At a fundamental level, all Crypto Currencies are based off of the technology known as Blockchain. Bitcoin is simply the first and most well-known application of this new technology. Although blockchain relies on cryptography and computation to function, it is NOT merely a new computing language, but a revolution in accounting and how we keep track of “things”–financial transactions, votes, or supply chains to name a few. The name “blockchain” is actually quite descriptive. Every transaction that takes place is recorded on a block of code. Each block of code is a link in a chain thus a blockchain is all these blocks of code chained together, chronologically, to make an unalterable ledger.
A quick google search for “What is Blockchain” returns:
a digital ledger in which transactions made in bitcoin or another cryptocurrency are recorded chronologically and publicly.
So it’s a digital ledger for transactions in cryptocurrencies that’s recorded BOTH publicly and chronologically. That last bit–recorded publicly AND chronologically–is utterly important to understanding the power and functionality of all the different blockchain-based technologies popping up.
So…How Does it Work?
This is directly from the Satoshi Nakamoto Whitepaper in Section 5: The steps to run the (bitcoin) network are as follows:
1) New transactions are broadcast to all nodes.
2) Each node collects new transactions into a block.
3) Each node works on finding a difficult proof-of-work for its block.
4) When a node finds a proof-of-work, it broadcasts the block to all nodes.
5) Nodes accept the block only if all transactions in it are valid and not already spent.
6) Nodes express their acceptance of the block by working on creating the next block in the chain, using the hash of the accepted block as the previous hash.
Let’s break down the steps a little further.
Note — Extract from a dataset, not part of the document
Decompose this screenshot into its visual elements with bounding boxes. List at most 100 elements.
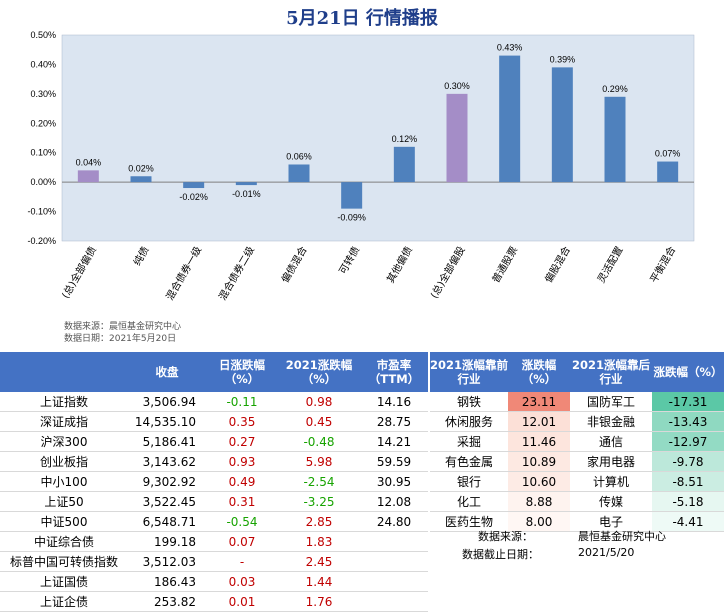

Keep in mind that by design, the blockchain is a decentralized network (of computers) and these are the most basic rules of how this network operates.
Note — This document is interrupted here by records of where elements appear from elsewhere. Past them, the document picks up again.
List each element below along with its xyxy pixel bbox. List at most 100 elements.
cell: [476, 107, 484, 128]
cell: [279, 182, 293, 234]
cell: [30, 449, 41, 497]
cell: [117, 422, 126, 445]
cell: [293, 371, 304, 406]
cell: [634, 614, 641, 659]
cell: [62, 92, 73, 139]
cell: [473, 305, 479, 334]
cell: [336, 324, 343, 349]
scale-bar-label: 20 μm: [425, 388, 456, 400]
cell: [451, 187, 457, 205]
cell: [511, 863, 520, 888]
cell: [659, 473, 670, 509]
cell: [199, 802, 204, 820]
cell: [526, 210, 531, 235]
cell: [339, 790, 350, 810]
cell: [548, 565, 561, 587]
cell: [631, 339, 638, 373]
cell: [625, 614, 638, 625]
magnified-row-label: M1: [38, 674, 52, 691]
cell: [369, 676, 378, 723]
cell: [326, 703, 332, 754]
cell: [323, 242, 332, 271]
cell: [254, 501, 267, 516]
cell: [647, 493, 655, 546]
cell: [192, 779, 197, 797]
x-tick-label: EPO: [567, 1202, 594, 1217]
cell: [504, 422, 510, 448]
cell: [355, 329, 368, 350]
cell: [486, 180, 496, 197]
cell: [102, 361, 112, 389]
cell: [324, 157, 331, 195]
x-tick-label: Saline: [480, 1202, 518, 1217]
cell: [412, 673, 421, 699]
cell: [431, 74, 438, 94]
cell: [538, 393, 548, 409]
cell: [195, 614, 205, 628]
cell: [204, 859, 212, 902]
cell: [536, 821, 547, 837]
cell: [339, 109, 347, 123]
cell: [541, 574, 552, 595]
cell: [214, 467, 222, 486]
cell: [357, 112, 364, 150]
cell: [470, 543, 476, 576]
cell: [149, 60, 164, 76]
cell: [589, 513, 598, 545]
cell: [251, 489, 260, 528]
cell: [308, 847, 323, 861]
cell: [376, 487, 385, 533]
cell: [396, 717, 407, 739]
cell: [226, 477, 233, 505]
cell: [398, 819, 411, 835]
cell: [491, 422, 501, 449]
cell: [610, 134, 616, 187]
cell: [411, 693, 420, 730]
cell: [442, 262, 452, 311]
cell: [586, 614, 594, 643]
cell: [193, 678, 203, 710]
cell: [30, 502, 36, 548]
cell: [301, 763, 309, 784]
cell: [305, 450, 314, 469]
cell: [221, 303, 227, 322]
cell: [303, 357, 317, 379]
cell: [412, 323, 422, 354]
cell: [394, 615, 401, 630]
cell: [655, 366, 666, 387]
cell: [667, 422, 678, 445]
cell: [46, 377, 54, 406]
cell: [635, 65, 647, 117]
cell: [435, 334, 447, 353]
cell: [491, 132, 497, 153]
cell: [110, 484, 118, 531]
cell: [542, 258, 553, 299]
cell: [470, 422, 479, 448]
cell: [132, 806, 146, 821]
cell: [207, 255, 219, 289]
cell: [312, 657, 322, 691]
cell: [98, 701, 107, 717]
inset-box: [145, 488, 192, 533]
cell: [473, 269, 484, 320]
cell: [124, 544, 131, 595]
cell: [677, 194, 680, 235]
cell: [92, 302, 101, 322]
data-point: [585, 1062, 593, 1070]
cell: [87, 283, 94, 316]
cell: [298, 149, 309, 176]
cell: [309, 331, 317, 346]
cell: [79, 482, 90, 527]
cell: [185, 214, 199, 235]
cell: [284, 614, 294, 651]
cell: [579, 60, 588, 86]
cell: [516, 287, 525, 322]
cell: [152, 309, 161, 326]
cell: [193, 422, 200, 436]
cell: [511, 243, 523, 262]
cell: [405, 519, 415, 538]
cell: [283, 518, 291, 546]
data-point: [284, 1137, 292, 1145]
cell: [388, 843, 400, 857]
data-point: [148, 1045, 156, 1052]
Steps 1 and 2 are simply the public announcement of a new transaction and time-stamping it so that it can be catalogued chronologically. Step 3 is where it gets into the weeds of cryptography and also how we can trust that the ledger is true. The nodes in the network are all collecting transactions to form a block. They are competing to solve the nonce (a word for another post) to show that they’ve done the computational work necessary to encrypt the transaction data and create a block. Once the block is created, the network node that solved the nonce is awarded bitcoins (this is how one mines bitcoins).
Creating a new block is useless unless it is accepted by the rest of the network. So step 4 is crying out to the world that “I did it! I created a block!” and publicly sharing the content of that block across the network. This allows all the other nodes to “fact check” this new block in Step 5. This allows other nodes to verify that this new chain (including the new block) matches the copy of the chain it has on file doesn’t contradict any previous transactions. Step 6 is the linking mechanism that leverages the unique hash value solved for in step 3 to link it to the next block in the chain.
How is it secure and trustworthy?
By requiring timestamps with computational proof of order of the transactions, anyone who wants to record a fraudulent transaction and have it be accepted by the wider network must, by definition, control 51% of the network. So not only would a malicious actor need to re-do the work for the block it is trying to alter, but it must then also catch up to the current chain by redoing the work and surpassing all subsequent blocks. The hash from the previous block is a small portion of the data in the next, thus linking the new block with the entire rest of the chain before it. If a new block tries to alter a previously created block, it won’t match up to the hash and will be identified as fraudulent
The blockchain began as just Bitcoin, but the underlying blockchain technology it introduced to the world has taken on a life of its own. Blockchain-based technologies will soon permeate our daily lives and provide far more functionality than they do today. We are seeing smart contracts with Ethereum, distributed ledgers from financial institutions, and who knows what’s next?